The latest version is v2.19.0, available here:

http://mdm-releases.net/net.polydawn/mdm-releases/v2.19.0/mdm

Or, alternatively, mirrored here:

https://raw.githubusercontent.com/mdm-releases/mdm-releases/master/v2.19.0/mdm

You can browse the whole releases repo on github!

https://github.com/mdm-releases/mdm-releases/

Building from source

If downloading a binary release isn't your cup of tea, Section 4.1 -- building from source documents your way.

Portability

See portability.

Other Notes

Artifact File Names

I recommend NOT including the version number of a release in its artifact file name. I.e., name your release file projX.tar.gz, not projX-1.4.5-SNAPSHOT.tar.gz. Why?

  • The version is handled by the version control system.
  • The version number belongs somewhere inside the release anyway; it shouldn't be lost if the release file is renamed. (Being redundant in this situation is fine, but redundancy is redundant.)
  • It's vastly easier to script things, configure IDEs, and so on when you don't have to fiddle with that filename changing.

Relationship to Dependency Resolution

mdm does not require a transitive dependency resolution system at runtime because any repository clone already has the hard choices etched into stone with no runtime resolution needed.

It would be possible to create a transitive dependency resolution system and use it to drive mdm [add/alter/delete] commands.

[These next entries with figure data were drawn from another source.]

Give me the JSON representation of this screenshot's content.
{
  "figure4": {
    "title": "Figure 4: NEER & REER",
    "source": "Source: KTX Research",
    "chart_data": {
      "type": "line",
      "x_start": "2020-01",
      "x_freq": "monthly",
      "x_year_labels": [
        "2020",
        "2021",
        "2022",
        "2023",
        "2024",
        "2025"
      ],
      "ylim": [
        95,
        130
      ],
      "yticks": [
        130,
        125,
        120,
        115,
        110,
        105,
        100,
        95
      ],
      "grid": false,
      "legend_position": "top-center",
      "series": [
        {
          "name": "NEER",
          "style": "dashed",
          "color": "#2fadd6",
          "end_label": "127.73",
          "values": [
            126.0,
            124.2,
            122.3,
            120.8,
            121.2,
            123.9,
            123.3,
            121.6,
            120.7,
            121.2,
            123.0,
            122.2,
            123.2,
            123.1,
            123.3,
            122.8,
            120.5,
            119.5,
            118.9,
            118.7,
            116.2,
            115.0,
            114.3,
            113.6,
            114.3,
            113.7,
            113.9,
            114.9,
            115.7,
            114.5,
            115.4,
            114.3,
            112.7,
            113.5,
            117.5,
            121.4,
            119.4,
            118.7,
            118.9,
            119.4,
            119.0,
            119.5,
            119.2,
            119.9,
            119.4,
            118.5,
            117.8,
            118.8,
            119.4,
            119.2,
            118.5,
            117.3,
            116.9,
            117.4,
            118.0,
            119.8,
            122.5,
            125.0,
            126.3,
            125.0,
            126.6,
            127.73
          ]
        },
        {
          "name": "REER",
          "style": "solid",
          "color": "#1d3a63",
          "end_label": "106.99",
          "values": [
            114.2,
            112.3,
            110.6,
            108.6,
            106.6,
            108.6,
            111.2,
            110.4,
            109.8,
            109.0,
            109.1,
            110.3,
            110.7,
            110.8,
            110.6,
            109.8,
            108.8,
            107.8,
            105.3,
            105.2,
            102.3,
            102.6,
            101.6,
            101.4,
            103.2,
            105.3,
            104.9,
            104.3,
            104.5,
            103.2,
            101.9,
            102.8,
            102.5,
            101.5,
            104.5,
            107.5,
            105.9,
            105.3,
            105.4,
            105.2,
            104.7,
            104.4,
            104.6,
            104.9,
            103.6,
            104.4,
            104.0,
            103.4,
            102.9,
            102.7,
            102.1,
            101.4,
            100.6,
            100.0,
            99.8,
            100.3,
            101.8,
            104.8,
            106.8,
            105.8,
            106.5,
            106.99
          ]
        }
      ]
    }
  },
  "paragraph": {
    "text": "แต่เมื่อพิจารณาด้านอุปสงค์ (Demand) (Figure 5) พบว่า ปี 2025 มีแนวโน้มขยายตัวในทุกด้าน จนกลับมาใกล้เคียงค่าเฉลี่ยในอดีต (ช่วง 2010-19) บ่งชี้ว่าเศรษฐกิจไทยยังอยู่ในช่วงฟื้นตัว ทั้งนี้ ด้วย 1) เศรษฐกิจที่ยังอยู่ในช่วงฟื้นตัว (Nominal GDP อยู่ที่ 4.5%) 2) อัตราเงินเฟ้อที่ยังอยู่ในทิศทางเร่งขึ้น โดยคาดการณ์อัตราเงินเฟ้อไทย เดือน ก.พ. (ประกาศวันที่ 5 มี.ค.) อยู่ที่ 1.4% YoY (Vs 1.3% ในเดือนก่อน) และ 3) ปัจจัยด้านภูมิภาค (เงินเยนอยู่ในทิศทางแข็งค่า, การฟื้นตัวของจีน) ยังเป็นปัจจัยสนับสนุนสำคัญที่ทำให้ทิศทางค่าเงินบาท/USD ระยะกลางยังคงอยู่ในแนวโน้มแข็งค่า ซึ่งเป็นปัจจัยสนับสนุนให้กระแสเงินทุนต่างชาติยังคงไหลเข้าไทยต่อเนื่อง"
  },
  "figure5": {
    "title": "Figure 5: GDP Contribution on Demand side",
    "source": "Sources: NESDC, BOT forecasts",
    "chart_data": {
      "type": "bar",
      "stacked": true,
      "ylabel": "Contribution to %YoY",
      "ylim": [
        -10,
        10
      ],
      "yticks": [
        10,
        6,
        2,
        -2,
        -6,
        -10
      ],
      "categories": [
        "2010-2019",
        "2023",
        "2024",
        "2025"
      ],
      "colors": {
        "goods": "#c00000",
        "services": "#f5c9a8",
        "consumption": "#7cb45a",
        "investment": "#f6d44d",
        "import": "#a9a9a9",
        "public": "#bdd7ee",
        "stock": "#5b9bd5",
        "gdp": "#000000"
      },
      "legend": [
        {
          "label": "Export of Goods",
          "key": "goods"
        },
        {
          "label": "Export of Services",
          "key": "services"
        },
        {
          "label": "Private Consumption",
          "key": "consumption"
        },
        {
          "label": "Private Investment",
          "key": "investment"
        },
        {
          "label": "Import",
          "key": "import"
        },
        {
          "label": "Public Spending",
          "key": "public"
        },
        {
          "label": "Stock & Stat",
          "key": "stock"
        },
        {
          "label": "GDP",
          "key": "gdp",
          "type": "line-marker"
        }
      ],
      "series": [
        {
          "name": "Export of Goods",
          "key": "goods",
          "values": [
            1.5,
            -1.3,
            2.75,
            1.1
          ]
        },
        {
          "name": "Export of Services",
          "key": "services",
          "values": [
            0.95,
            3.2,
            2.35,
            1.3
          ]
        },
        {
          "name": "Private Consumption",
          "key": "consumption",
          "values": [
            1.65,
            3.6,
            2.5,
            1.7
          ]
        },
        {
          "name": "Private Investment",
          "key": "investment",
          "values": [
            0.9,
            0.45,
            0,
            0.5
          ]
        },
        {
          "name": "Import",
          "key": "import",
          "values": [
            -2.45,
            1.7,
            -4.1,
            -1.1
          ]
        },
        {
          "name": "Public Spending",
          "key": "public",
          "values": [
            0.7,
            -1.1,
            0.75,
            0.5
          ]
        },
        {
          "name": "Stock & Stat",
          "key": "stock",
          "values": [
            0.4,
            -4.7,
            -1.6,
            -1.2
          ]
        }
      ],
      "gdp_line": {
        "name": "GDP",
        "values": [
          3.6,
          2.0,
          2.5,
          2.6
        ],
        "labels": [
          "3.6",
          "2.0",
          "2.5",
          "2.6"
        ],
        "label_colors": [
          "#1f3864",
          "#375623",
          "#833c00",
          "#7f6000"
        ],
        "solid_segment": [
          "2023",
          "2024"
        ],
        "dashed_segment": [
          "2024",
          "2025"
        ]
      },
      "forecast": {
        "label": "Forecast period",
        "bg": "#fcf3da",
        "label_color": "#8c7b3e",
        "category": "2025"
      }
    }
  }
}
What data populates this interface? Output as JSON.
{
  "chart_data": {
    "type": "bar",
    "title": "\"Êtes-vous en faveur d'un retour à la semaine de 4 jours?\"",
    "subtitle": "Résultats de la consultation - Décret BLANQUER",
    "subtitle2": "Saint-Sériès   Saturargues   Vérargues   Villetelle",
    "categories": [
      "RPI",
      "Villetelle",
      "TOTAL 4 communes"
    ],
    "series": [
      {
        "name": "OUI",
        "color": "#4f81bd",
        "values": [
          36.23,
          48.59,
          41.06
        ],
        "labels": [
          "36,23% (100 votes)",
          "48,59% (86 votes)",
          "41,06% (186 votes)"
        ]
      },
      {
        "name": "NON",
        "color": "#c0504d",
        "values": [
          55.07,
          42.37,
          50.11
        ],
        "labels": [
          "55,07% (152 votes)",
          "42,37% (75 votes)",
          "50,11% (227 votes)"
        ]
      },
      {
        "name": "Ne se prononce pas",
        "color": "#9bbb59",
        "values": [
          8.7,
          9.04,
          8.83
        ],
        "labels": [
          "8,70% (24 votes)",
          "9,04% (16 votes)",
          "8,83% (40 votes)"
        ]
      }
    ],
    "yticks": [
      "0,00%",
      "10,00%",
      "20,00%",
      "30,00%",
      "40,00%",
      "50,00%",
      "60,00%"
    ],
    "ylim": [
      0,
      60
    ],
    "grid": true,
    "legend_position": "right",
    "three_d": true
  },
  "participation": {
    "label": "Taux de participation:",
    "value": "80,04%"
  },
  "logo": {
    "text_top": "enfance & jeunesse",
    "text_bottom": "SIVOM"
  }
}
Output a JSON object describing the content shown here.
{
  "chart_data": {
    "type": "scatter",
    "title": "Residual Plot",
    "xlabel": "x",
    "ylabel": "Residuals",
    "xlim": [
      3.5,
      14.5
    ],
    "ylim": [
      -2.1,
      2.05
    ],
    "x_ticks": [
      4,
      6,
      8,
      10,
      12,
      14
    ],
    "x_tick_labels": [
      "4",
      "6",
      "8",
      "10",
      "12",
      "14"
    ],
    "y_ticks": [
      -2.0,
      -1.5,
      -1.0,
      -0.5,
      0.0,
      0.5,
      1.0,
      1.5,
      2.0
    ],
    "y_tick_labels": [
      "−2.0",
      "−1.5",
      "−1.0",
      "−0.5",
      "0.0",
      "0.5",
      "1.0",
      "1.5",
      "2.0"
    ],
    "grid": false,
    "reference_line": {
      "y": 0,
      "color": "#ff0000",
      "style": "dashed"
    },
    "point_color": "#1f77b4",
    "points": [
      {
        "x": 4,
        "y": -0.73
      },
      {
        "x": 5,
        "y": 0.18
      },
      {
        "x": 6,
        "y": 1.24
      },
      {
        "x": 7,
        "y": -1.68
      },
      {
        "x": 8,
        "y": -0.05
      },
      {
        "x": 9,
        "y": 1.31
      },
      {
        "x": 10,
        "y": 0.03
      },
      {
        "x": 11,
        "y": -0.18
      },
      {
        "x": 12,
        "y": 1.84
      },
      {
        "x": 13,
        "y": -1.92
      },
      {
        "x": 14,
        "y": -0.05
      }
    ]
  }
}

This would hit a sweet spot where dependencies are still firmly pegged, but both new project setup and later updates can be specified with a convenient handwave. (This might come out looking something like the distinction between a "Gemfile" and "Gemfile.lock" -- mdm currently only provides the "lock".)

PRs welcome on this front :)

Dependencies of Dependencies of Dependencies of...

Dependencies are all being put in a flat "lib" dir in the example. What if there's a situation with a myproject -> projX -> projY dependency, you ask? Keep It Simple, Smartass. Paths like myproject/lib/projX and myproject/lib/projY still do the job just fine.

You may have a fleeting thought that it would be super cool if including one library submodule would also include all the library submodules that it may in turn depend on. This is a bad idea. Quash that thought now. Why? Two reasons:

  1. Because software dependencies are a graph. A filesystem, and in this case git submodules, are a tree. Trees are a graph, but a graph is not always a tree -- in other words, there's a fundamental mismatch between what you want to describe and what the medium is capable of.
  2. At runtime, are dependencies resolved as a graph? No, they're not. Things are pretty much thrown in a heap on the includepath/classpath and after that it's up to a language's namespacing to work it out. Given that, there's no sense to trying to store your dependencies in a graph, since you're just fibbing to yourself anyway.